M. Claude Birraux, député, président, a, alors, souligné, d'une part, l'importance de la ompétition entre les différents laboratoires nationaux aux Etats-Unis, et, d'autre part, le caractère inéluctable d'un choix entre les différents concepts de réacteurs de Génération IV et la nécessité d'une coopération internationale sur le ou les systèmes retenus.

M. Christian Bataille, député, a estimé que si l'on peut se réjouir du contenu du neuvième rapport de la commission nationale d'évaluation, toute référence au granite étant toutefois inutile et une interrogation demeurant sur la possibilité pour l'ANDRA de combler son retard, il conviendra à l'avenir d'aller plus loin dans l'affichage de résultats aisément interprétables, qui devront porter également sur l'entreposage des combustibles usés. En tout état de cause, les recherches relatives à la loi de 1991 portent sur des méthodes de gestion dont il apparaît de plus en plus clairement qu'elles sont complémentaires, la réversibilité constituant le trait d'union entre elles.

M. Jean-Claude Duplessy, membre de la CNE, a estimé que les efforts réalisés par l'ANDRA pour réviser son programme d'expérimentations scientifiques débouchent sur un résultat satisfaisant.

M. Claude Gatignol, député, regrettant les retards pris par certains projets, s'est toutefois félicité des dispositions prises par l'ANDRA et par les résultats obtenus pour les conteneurs.

M. Jean Lefèvre, membre de la CNE, a précisé que la réalisation de conteneurs parallélépipédiques spécifiques pour les déchets B en coopération entre l'ANDRA et le CEA, devrait aboutir fin 2004.

M. Ghislain de Marsily, membre de la CNE, a indiqué que les progrès de sécurité faits pour le creusement du puits de Bure devraient aussi bénéficier à la vitesse de creusement et que les forages déviés complémentaires constituent une garantie d'obtention de résultats.
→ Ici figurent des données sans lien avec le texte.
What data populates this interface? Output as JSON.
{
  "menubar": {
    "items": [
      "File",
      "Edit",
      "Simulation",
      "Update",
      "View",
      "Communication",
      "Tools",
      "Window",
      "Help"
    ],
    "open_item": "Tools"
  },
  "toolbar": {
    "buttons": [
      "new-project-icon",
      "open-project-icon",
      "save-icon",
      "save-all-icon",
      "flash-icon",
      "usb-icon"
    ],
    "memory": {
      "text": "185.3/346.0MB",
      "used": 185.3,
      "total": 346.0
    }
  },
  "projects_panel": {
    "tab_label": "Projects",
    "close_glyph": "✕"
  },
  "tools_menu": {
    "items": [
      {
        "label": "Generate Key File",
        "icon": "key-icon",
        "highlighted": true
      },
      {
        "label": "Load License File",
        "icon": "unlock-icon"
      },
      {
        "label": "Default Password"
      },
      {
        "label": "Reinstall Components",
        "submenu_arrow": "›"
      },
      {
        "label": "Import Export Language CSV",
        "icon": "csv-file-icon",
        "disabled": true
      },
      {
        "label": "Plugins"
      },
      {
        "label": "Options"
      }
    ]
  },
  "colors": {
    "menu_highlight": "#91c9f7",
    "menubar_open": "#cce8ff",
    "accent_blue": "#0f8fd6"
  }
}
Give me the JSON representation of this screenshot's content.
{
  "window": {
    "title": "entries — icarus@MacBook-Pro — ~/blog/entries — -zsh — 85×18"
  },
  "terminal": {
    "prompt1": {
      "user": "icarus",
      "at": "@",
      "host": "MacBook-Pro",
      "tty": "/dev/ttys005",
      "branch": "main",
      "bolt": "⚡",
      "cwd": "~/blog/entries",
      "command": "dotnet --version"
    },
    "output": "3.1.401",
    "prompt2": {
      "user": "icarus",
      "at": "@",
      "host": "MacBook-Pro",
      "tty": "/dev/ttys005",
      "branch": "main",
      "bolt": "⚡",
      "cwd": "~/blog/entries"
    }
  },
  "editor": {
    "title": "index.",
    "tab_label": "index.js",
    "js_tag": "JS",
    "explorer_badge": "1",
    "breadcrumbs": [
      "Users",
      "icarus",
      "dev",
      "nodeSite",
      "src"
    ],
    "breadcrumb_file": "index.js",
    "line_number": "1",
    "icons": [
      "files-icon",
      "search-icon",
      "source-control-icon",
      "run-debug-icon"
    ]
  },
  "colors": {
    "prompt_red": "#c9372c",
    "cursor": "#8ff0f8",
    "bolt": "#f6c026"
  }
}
M. Bernard Tissot, président de la CNE, a estimé qu'une grande partie des difficultés rencontrées à Bure provient des conditions de démarrage du projet.

En réponse à l'interrogation de M. Claude Birraux, président, sur les éventuelles possibilités de coopération avec la Russie, M. Jean-Paul Schapira, membre de la CNE, a d'abord souligné l'expertise russe sur les réacteurs à neutrons rapides refroidis au plomb, qui pourrait être utile à un futur projet européen développé dans l'Union européenne, puis M. Jean Lefèvre, membre de la CNE, a ensuite précisé que les méthodes de stockage des déchets en Russie ne correspondent pas aux exigences très élevées des autres pays nucléaires.

M. Bernard Tissot, président de la CNE, ayant fait part d'une demande de l'autorité de sûreté nucléaire et de radioprotection de disposer à la mi-2004 d'un pré rapport d'évaluation globale des recherches relatives à la loi de 1991, M. Christian Bataille, député, a indiqué que, compte tenu de l'accélération des recherches en cours, la date butoir de la fin 2006 pour l'évaluation globale des recherches ne saurait être avancée que de quelques mois pour tenir compte du calendrier institutionnel et qu'il ne saurait y avoir en la matière ni précipitation, ni anticipation hâtive et excessive.

Après avoir remercié la Commission nationale d'évaluation et son président pour leur contribution à l'information du Parlement, M. Claude Birraux, président, a levé la séance.